The Impact of the COVID-19 Pandemic on Police Officers’ Mental Health
Preliminary results of a Portuguese sample
This study had a twofold objective. First, we aimed to measure the levels of stress symptoms and burnout on the police officers who volunteered for the study. Second, we proposed to examine the effect of COVID-19 exposure and exposure to traumatic experiences in the context of the COVID-19 pandemic on the officers’ mental health.
The National Directorate of the Policia de Segurança Pública (Portuguese Public Security Police) approved this study and was responsible for distributing information about the study and the link to an online questionnaire among their officers. As expected, the levels of burnout, psychological distress, and posttraumatic stress (PTS) were higher than similar professional populations in non-pandemic conditions.

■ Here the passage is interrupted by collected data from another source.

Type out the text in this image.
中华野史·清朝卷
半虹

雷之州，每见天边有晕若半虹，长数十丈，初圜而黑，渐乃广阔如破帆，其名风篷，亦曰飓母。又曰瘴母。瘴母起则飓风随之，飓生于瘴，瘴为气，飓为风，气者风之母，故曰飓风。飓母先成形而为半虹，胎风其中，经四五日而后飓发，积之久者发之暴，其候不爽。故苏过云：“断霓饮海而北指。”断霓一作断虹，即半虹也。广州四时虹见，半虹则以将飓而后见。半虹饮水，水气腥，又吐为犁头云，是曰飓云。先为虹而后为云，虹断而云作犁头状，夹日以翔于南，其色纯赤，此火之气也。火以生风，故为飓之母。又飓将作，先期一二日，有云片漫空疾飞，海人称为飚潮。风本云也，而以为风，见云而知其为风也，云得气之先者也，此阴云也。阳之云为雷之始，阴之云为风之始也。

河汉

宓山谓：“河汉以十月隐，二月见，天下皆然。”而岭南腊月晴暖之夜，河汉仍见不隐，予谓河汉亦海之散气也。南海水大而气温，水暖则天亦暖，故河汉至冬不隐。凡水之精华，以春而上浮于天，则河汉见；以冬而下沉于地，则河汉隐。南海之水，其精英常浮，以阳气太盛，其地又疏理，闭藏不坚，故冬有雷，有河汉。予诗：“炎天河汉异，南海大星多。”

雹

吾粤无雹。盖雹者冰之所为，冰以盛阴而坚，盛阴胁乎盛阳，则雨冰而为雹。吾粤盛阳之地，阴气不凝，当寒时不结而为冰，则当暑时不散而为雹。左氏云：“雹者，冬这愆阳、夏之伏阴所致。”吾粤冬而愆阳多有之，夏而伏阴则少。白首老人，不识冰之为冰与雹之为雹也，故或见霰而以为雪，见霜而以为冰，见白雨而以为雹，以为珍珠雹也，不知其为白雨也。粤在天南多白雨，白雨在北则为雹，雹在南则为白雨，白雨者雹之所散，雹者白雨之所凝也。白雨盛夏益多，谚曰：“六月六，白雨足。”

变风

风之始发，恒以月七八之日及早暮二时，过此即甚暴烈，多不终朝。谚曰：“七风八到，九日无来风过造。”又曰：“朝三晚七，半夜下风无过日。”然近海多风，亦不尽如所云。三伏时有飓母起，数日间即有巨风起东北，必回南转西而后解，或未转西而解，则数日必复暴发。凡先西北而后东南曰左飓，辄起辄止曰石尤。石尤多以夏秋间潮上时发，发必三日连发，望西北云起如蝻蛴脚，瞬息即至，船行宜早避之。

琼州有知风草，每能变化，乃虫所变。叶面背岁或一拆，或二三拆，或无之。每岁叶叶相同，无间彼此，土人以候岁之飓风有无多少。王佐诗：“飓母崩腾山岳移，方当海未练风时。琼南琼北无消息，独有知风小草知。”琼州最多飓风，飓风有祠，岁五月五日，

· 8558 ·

Officers with fewer than 11 years of work experience showed fewer symptoms of PTS compared to those with longer work experience, but at the same time, they reported higher levels of burnout. Women revealed higher scores of burnout-disengagement, but no other differences compared to their male colleagues. Officers who were married or living in a partner relationship obtained lower levels of posttraumatic stress than officers who reported being single, divorced, or widowed. The responsibility of caring for an elderly relative increased psychological distress and PTS levels. In general, exposure to COVID-19 or being at risk of infection had less impact on the officers’ mental health than exposure to traumatic experiences.
In conclusion, as expected, the pandemic is having a stressful effect on police officers, but it is not homogeneous among different groups. Implications for intervention policies are discussed.